A HISTORY STITCHED IN TIME — Arrested, tortured and raped before fleeing Chile, resilient Professor Cecilia Ubilla travels the world displaying hand-stitched arpilleras (tapestries) created in secrecy by women who lived through atrocities during Agusto Pinochet’s dictatorship. /Marshall Murphy/ Staff
Chile’s brutal coup d’état left blood on the hands of the American CIA and the multinational corporation but it bloodied poor Chileans.
It was the poor of Chile that suffered the brutality of the Chilean military’s ousting the democratic Popular Unity government in 1973 and the murder of President Salvador Allende. Professor Cecilia Ubilla, from Curicó, was swept up in the violence. She was thrown in jail, tortured and repeatedly raped by members of the militia before she could escape.
Dictator Augusto Pinochet, his military and the elite class of Chilean society crushed the Popular Unity movement supported by the middle class and the poor.
As Chilean democracy unraveled, women told stories of atrocities by weaving arpilleras, colorful tapestries.

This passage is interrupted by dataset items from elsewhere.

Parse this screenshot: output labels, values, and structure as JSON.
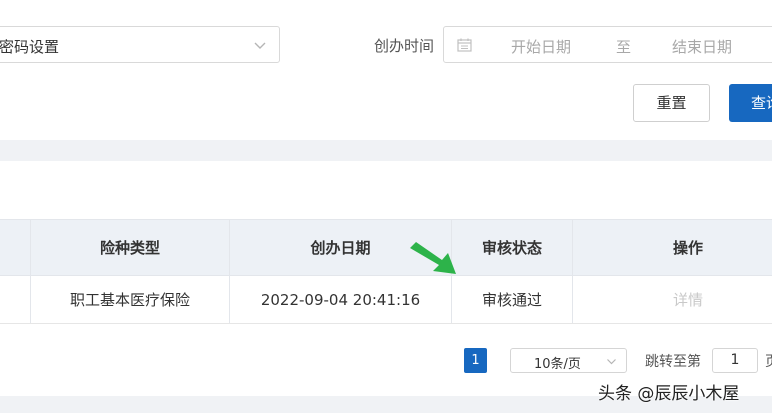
{
  "filters": {
    "category_select_value": "密码设置",
    "date_label": "创办时间",
    "date_start_placeholder": "开始日期",
    "date_separator": "至",
    "date_end_placeholder": "结束日期"
  },
  "buttons": {
    "reset_label": "重置",
    "search_label": "查询"
  },
  "table": {
    "headers": [
      "",
      "险种类型",
      "创办日期",
      "审核状态",
      "操作"
    ],
    "rows": [
      {
        "checkbox": "",
        "insurance_type": "职工基本医疗保险",
        "created_date": "2022-09-04 20:41:16",
        "review_status": "审核通过",
        "action": "详情"
      }
    ]
  },
  "pagination": {
    "current_page": "1",
    "page_size": "10条/页",
    "jump_label": "跳转至第",
    "jump_value": "1",
    "jump_suffix": "页"
  },
  "watermark": "头条 @辰辰小木屋",
  "colors": {
    "primary": "#1768c0",
    "arrow": "#2db34a",
    "header_bg": "#edf1f6",
    "page_bg": "#f0f2f5"
  },
  "icons": [
    "chevron-down-icon",
    "calendar-icon",
    "green-arrow-icon"
  ]
}
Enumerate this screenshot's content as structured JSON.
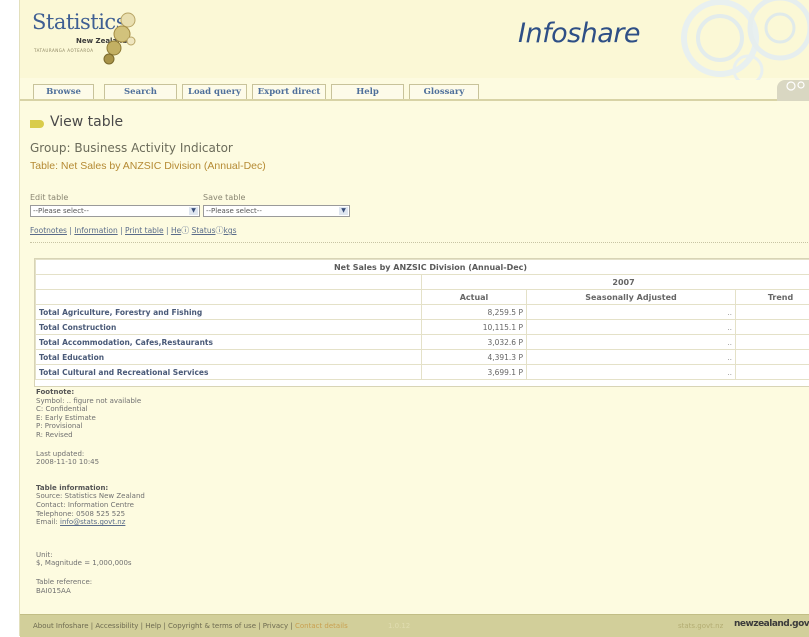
{
  "header": {
    "logo_text": "Statistics",
    "logo_sub": "New Zealand",
    "logo_maori": "TATAURANGA AOTEAROA",
    "app_title": "Infoshare"
  },
  "nav": {
    "items": [
      {
        "label": "Browse"
      },
      {
        "label": "Search"
      },
      {
        "label": "Load query"
      },
      {
        "label": "Export direct"
      },
      {
        "label": "Help"
      },
      {
        "label": "Glossary"
      }
    ]
  },
  "page": {
    "heading": "View table",
    "group": "Group:  Business Activity Indicator",
    "table_title": "Table: Net Sales by ANZSIC Division (Annual-Dec)"
  },
  "controls": {
    "edit_label": "Edit table",
    "edit_value": "--Please select--",
    "save_label": "Save table",
    "save_value": "--Please select--"
  },
  "links": {
    "footnotes": "Footnotes",
    "information": "Information",
    "print": "Print table",
    "help": "He",
    "status": "Status",
    "status_tail": "kgs",
    "sep": " | "
  },
  "table": {
    "caption": "Net Sales by ANZSIC Division (Annual-Dec)",
    "year": "2007",
    "columns": [
      "Actual",
      "Seasonally Adjusted",
      "Trend"
    ],
    "rows": [
      {
        "label": "Total Agriculture, Forestry and Fishing",
        "actual": "8,259.5 P",
        "sa": "..",
        "trend": ".."
      },
      {
        "label": "Total Construction",
        "actual": "10,115.1 P",
        "sa": "..",
        "trend": ".."
      },
      {
        "label": "Total Accommodation, Cafes,Restaurants",
        "actual": "3,032.6 P",
        "sa": "..",
        "trend": ".."
      },
      {
        "label": "Total Education",
        "actual": "4,391.3 P",
        "sa": "..",
        "trend": ".."
      },
      {
        "label": "Total Cultural and Recreational Services",
        "actual": "3,699.1 P",
        "sa": "..",
        "trend": ".."
      }
    ]
  },
  "footnotes": {
    "heading": "Footnote:",
    "lines": [
      "Symbol: .. figure not available",
      "C: Confidential",
      "E: Early Estimate",
      "P: Provisional",
      "R: Revised"
    ],
    "updated_label": "Last updated:",
    "updated_value": "2008-11-10 10:45",
    "info_heading": "Table information:",
    "info_lines": [
      "Source: Statistics New Zealand",
      "Contact: Information Centre",
      "Telephone: 0508 525 525"
    ],
    "email_label": "Email: ",
    "email_value": "info@stats.govt.nz",
    "unit_label": "Unit:",
    "unit_value": "$, Magnitude = 1,000,000s",
    "ref_label": "Table reference:",
    "ref_value": "BAI015AA"
  },
  "footer": {
    "links": "About Infoshare | Accessibility | Help | Copyright & terms of use | Privacy | ",
    "contact": "Contact details",
    "version": "1.0.12",
    "stats_link": "stats.govt.nz",
    "nz_logo": "newzealand.govt.nz"
  }
}
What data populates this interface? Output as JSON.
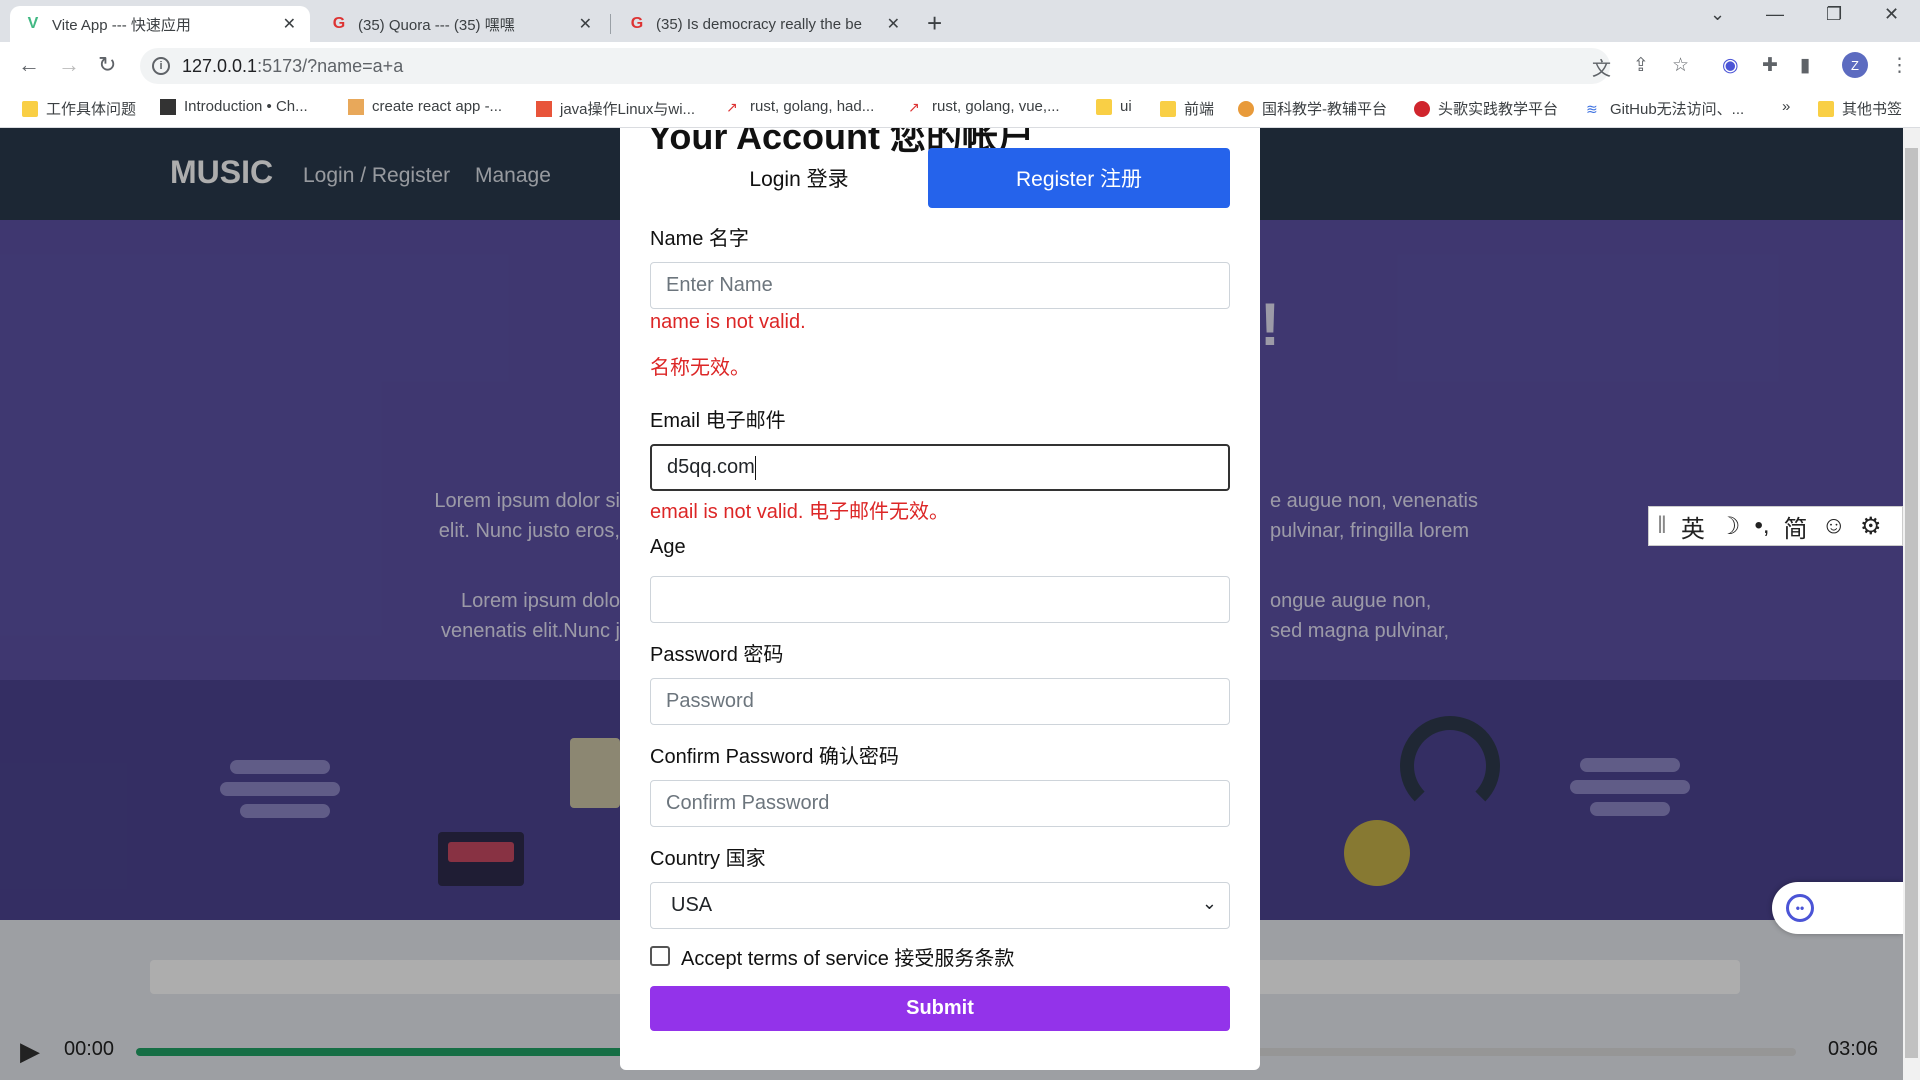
{
  "browser": {
    "tabs": [
      {
        "title": "Vite App --- 快速应用",
        "favicon": "vite-icon"
      },
      {
        "title": "(35) Quora ---  (35)  嘿嘿",
        "favicon": "quora-icon"
      },
      {
        "title": "(35) Is democracy really the be",
        "favicon": "quora-icon"
      }
    ],
    "url_host": "127.0.0.1",
    "url_rest": ":5173/?name=a+a",
    "avatar_letter": "Z",
    "bookmarks": [
      {
        "label": "工作具体问题",
        "icon": "folder-icon"
      },
      {
        "label": "Introduction • Ch...",
        "icon": "site-icon"
      },
      {
        "label": "create react app -...",
        "icon": "site-icon"
      },
      {
        "label": "java操作Linux与wi...",
        "icon": "site-icon"
      },
      {
        "label": "rust, golang, had...",
        "icon": "trend-icon"
      },
      {
        "label": "rust, golang, vue,...",
        "icon": "trend-icon"
      },
      {
        "label": "ui",
        "icon": "folder-icon"
      },
      {
        "label": "前端",
        "icon": "folder-icon"
      },
      {
        "label": "国科教学-教辅平台",
        "icon": "site-icon"
      },
      {
        "label": "头歌实践教学平台",
        "icon": "site-icon"
      },
      {
        "label": "GitHub无法访问、...",
        "icon": "site-icon"
      }
    ],
    "more_bookmarks": "»",
    "other_bookmarks": "其他书签"
  },
  "site": {
    "logo": "MUSIC",
    "nav": [
      "Login / Register",
      "Manage"
    ],
    "hero_lines": [
      "Lorem ipsum dolor si",
      "elit. Nunc justo eros,",
      "Lorem ipsum dolo",
      "venenatis elit.Nunc j",
      "e augue non, venenatis",
      "pulvinar, fringilla lorem",
      "ongue augue non,",
      "sed magna pulvinar,"
    ],
    "hero_exclaim": "!",
    "player": {
      "current": "00:00",
      "duration": "03:06",
      "progress": 0.3
    }
  },
  "ime_toolbar": [
    "英",
    "☽",
    "•,",
    "简",
    "☺",
    "⚙"
  ],
  "modal": {
    "title": "Your Account 您的帐户",
    "tabs": {
      "login": "Login 登录",
      "register": "Register 注册"
    },
    "name_label": "Name 名字",
    "name_placeholder": "Enter Name",
    "name_error_en": "name is not valid.",
    "name_error_zh": "名称无效。",
    "email_label": "Email 电子邮件",
    "email_value": "d5qq.com",
    "email_error": "email is not valid. 电子邮件无效。",
    "age_label": "Age",
    "age_value": "",
    "password_label": "Password 密码",
    "password_placeholder": "Password",
    "confirm_label": "Confirm Password 确认密码",
    "confirm_placeholder": "Confirm Password",
    "country_label": "Country 国家",
    "country_value": "USA",
    "terms_label": "Accept terms of service 接受服务条款",
    "submit_label": "Submit"
  }
}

A common cultural bond between women, arpilleras before the coup were pieces of artistic expressions in miniature tapestries that traditionally recounted family life, social events and cultural expressions.
They grew darker during the oppressive Pinochet era, little hand-crafted works of defiance that chronicled the suffering of the Chilean people.
“Every time you see embroidery and beautiful things of all kinds of Latin America, ask if there is some pain there and if there is a hidden message about inequality,” said Ubilla.
Harassed and abused by Pinochet’s misogynistic military, Chilean women secretly gathered in churches and homes to stitch the personal stories of atrocities under the rule of a ruthless dictator.
Ubilla was abandoned by her own Pinochet-supporting family. She eventually fled Chile and has not returned.
“I have fear,” she said. “I also have a big pain that prevents me from going back because my family always supported the military. They were against me and I do not want to see them again. I have lived a lonely life, but at least I am at peace with my conscience.”
She carried with her a suitcase full of arpilleras, smuggled out of Chile through the Swiss Embassy in Santiago, to show the world the little-told history of Chilean’s poor through the eyes and hands of its women.
Chile is a democracy now, Ubilla said, and the government is stable, but she is waiting for funding to take these remaining arpilleras to the great museums of Chile, a reminder of the country’s past struggles and inhumanity.
“I will not forget and I will not forgive,” she said. “My duty and my job as a human on this planet is to denounce these atrocities.”
Ubilla and her invaluable arpilleras came to Southwestern College hosted by the School of Language and Literature. Professor of Spanish Dinorah Guadiana-Costa said the presentation by la Profesora Ubilla was like no other she had ever seen.
“I did not know anything about these arpilleras,” she said. “What a way of maintaining and telling the history of Chile!”